Joan and I wrote in the book; "The School of the Woods: Sir Robert Baden-Powell used the phrase “scouting was a school of the woods.” As scout leaders and individuals who love the outdoors we think the outdoors can be and should be part of ‘shaping the future one child at a time.’ Getting out in nature is a practice that we need to be intentional about in providing the best environment for our kids, and scouting is just one of the ways to do that. The book, “Last Child in the Woods: Saving Our Children from Nature Deficit Disorder” by Richard Louv is a strong statement about how our children are missing out on the lessons of nature, and how this deprivation also affects their healthy development. Community youth programs have opportunities to add both arts and nature dimension to their outreach, and many are already doing this. Promoting the arts and getting out in nature are not new ideas, but as our overall society, Kennett is also at risk in losing this focus and our children missing out on the learning that helps develop their fullest potential."
The “best practice” of getting outside into nature is important at so many levels. We are spending so much time at our desks and glued to our screens, working, watching videos, playing games and participating in social media instead of moving and getting outside.
Three of the major benefits of getting out are; 1) We have been given this great gift of earth and if we use it up and throw it away we don’t have a spare. By getting outside and developing an understanding of the nature of this treasure we will have a greater understanding of what sacrifices are needed to care for its eventual 9 billion inhabitants, sustainably, and forever. We can do this. I saw the DuPont Company make sacrifices by getting out of the billion dollar Freon business with implementation of the Montreal protocol which has saved our ozone layer. Just last month the EPA published a paper that estimated in our children’s lifespan, the average temperature would raise by 7 degrees. So what should we do about the Corporate Average Fuel Economy (CAFÉ) standards? Now 7 degrees of more heat every day on this earth is a “Four Horsemen of the Apocalypse” kind of prediction with pests living through the winters, famine and a lot more 500 year storms like Florence. Not to mention cities like New York and Miami losing large segments of neighborhoods. We need to own the future of our planet and work globally to understand what we can do to ameliorate the effects of the 40 billion tons of CO2 we add to the atmosphere in greenhouse gases every year. We must not give up and just let the 7 degrees happen.

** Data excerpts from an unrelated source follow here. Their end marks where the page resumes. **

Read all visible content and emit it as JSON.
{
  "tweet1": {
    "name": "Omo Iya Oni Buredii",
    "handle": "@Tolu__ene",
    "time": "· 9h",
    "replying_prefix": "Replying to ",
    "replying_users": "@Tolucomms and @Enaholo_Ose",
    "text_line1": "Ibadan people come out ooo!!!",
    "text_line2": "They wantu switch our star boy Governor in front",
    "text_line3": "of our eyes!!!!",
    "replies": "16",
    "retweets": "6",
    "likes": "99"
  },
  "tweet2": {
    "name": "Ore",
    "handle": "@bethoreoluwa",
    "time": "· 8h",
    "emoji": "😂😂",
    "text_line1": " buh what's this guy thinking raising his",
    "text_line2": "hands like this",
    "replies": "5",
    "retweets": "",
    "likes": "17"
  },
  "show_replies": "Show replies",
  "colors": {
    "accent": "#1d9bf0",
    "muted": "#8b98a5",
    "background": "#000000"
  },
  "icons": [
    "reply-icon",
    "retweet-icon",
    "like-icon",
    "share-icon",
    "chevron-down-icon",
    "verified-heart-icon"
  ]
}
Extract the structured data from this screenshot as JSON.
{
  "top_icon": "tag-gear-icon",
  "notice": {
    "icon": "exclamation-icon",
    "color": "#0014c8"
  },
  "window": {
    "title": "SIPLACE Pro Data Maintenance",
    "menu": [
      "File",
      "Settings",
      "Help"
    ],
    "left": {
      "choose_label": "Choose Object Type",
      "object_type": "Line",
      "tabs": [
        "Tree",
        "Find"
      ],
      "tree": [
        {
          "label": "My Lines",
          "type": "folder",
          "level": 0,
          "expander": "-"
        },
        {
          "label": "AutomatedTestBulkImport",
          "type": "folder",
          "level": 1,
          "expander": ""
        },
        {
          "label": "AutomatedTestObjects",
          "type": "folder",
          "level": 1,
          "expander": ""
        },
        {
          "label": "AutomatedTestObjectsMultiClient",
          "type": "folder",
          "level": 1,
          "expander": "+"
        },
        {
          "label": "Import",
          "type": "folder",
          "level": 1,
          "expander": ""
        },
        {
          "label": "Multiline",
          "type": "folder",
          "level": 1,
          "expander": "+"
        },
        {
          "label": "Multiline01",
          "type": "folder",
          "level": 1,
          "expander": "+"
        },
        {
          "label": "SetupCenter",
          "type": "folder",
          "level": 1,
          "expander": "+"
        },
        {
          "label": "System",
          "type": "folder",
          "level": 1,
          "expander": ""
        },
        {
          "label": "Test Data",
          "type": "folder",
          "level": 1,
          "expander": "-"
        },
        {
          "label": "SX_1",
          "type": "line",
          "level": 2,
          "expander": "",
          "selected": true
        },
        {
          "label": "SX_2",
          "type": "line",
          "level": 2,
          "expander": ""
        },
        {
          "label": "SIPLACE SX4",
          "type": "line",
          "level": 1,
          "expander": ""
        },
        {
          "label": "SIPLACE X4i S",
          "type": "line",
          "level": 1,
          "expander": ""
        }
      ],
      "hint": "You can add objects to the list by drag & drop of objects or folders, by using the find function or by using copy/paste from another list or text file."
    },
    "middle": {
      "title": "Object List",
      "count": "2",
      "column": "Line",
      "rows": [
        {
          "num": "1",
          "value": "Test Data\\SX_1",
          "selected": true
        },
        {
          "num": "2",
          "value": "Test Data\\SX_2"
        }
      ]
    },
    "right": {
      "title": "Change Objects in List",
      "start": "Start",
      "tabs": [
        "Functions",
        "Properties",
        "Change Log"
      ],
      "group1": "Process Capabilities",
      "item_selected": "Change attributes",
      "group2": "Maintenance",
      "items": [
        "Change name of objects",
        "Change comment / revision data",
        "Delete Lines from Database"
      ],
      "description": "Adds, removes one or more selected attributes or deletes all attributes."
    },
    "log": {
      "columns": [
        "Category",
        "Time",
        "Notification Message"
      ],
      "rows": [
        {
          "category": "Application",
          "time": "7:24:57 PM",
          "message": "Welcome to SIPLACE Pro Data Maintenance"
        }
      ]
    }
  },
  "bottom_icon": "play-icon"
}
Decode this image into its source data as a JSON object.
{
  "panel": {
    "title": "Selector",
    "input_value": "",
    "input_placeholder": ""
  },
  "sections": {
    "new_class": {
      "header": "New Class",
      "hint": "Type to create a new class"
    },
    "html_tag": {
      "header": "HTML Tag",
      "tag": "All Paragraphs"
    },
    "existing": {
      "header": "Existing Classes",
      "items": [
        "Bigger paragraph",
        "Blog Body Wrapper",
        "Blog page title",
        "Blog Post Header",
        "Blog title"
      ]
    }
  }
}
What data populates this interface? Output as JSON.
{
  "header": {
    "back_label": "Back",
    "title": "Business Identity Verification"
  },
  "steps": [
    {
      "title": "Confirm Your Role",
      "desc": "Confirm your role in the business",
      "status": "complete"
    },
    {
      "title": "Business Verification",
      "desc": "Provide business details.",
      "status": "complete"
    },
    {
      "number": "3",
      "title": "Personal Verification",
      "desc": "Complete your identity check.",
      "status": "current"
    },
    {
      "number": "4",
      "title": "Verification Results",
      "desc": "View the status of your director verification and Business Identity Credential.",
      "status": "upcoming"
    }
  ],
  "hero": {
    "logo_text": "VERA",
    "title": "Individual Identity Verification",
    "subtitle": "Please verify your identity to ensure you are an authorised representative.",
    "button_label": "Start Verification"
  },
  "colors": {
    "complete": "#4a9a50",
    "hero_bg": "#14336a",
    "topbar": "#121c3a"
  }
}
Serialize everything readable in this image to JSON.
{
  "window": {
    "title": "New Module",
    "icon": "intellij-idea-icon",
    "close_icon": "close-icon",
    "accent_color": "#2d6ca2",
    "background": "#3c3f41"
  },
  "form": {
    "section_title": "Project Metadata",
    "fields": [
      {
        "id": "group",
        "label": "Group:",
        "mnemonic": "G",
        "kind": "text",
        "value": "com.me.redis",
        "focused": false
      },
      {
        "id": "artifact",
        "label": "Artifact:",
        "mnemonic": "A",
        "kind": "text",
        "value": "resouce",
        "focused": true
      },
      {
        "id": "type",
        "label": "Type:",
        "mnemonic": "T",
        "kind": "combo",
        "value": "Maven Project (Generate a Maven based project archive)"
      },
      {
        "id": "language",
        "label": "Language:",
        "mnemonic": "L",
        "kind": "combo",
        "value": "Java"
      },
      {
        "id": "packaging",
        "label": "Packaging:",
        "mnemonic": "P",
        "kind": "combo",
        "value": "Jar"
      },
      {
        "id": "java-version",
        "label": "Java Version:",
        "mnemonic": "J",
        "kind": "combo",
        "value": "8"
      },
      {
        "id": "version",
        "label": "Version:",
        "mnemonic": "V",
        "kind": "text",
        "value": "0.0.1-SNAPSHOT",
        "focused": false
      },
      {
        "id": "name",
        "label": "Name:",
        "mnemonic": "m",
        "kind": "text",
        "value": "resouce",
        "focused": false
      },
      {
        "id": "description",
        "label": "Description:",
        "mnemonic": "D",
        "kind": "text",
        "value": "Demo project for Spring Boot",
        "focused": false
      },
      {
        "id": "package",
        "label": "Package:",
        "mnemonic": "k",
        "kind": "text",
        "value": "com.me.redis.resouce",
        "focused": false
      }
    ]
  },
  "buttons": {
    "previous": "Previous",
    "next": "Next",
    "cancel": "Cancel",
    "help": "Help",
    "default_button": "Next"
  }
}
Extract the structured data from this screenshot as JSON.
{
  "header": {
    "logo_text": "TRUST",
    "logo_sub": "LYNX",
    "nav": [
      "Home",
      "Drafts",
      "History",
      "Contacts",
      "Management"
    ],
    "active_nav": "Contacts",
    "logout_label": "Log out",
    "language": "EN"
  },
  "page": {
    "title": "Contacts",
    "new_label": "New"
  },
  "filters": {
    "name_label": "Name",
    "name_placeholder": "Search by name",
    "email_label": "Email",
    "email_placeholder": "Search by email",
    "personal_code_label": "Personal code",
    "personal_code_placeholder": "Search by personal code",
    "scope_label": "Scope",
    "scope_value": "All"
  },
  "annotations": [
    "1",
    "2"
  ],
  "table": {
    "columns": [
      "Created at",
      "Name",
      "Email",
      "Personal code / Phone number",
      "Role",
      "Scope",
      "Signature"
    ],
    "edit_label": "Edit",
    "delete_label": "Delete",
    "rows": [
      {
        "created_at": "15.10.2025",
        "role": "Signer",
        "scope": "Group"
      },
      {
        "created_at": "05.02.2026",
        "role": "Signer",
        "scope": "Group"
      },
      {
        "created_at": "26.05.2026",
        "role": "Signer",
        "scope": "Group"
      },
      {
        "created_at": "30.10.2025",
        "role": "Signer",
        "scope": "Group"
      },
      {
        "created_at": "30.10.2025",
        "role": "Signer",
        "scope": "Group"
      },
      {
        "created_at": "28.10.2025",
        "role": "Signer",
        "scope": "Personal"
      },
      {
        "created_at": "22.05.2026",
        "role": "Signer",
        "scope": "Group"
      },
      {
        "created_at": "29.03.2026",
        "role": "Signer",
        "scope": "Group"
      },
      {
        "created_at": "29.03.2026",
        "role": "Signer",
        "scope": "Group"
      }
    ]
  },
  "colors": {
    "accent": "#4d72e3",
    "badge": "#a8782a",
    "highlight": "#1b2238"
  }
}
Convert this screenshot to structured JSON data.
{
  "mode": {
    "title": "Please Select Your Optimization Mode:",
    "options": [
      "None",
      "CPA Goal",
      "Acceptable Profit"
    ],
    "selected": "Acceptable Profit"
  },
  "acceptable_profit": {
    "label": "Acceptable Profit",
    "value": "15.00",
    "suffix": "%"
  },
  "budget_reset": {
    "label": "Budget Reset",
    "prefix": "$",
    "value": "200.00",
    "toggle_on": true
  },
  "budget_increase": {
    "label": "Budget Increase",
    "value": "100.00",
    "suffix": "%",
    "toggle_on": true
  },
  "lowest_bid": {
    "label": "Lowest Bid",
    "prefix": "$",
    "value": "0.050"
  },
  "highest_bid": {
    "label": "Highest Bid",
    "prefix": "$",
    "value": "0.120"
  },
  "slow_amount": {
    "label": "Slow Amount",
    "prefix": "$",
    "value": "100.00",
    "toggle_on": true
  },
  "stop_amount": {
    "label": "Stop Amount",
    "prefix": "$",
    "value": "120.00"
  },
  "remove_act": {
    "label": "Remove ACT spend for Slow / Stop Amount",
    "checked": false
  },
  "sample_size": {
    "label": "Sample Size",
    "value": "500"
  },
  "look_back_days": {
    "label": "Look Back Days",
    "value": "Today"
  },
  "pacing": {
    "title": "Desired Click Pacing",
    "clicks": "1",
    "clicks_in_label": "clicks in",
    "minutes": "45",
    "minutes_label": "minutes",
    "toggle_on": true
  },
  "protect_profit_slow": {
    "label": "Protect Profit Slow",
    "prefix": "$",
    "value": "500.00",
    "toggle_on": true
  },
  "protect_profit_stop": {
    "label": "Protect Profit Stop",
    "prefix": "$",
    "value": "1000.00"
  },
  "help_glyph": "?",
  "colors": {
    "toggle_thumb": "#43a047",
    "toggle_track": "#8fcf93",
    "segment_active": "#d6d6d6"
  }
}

2) We are fat and getting fatter and sitting is the new smoking according to Dr. James Levine, a professor of medicine at the Mayo Clinic. We need to stand, move, exercise and get outside into the fresh air. Almost 40% of white adults are already clinically obese and the trends are getting worse.
3) Because going outside is fun. Have you ever climbed Mount Rainier, or walked the Camino de Santiago, canoed a back water river, caught a trout on a fly rod, run six miles on a Saturday morning from Buckley’s Tavern through chateaux country, walked the Appalachian Trail, or strolled the beaches of Delaware looking for seashells? These are all examples of experiences so profound that they or something like them should be on your bucket list. Your life will be much richer with a robust outdoor life.
Take a minute to think of two or three of the best times of your life that you experienced in the outdoors. If some of them aren’t some of the best experiences of your entire life you’re not getting out enough. Just eating a meal cooked with fresh vegetables from your garden or a fresh trout you brought home from a morning fishing expedition on a back country creek is an experience you can cherish. So listen to the Story of Kennett and get outside and bring your kids and grandkids.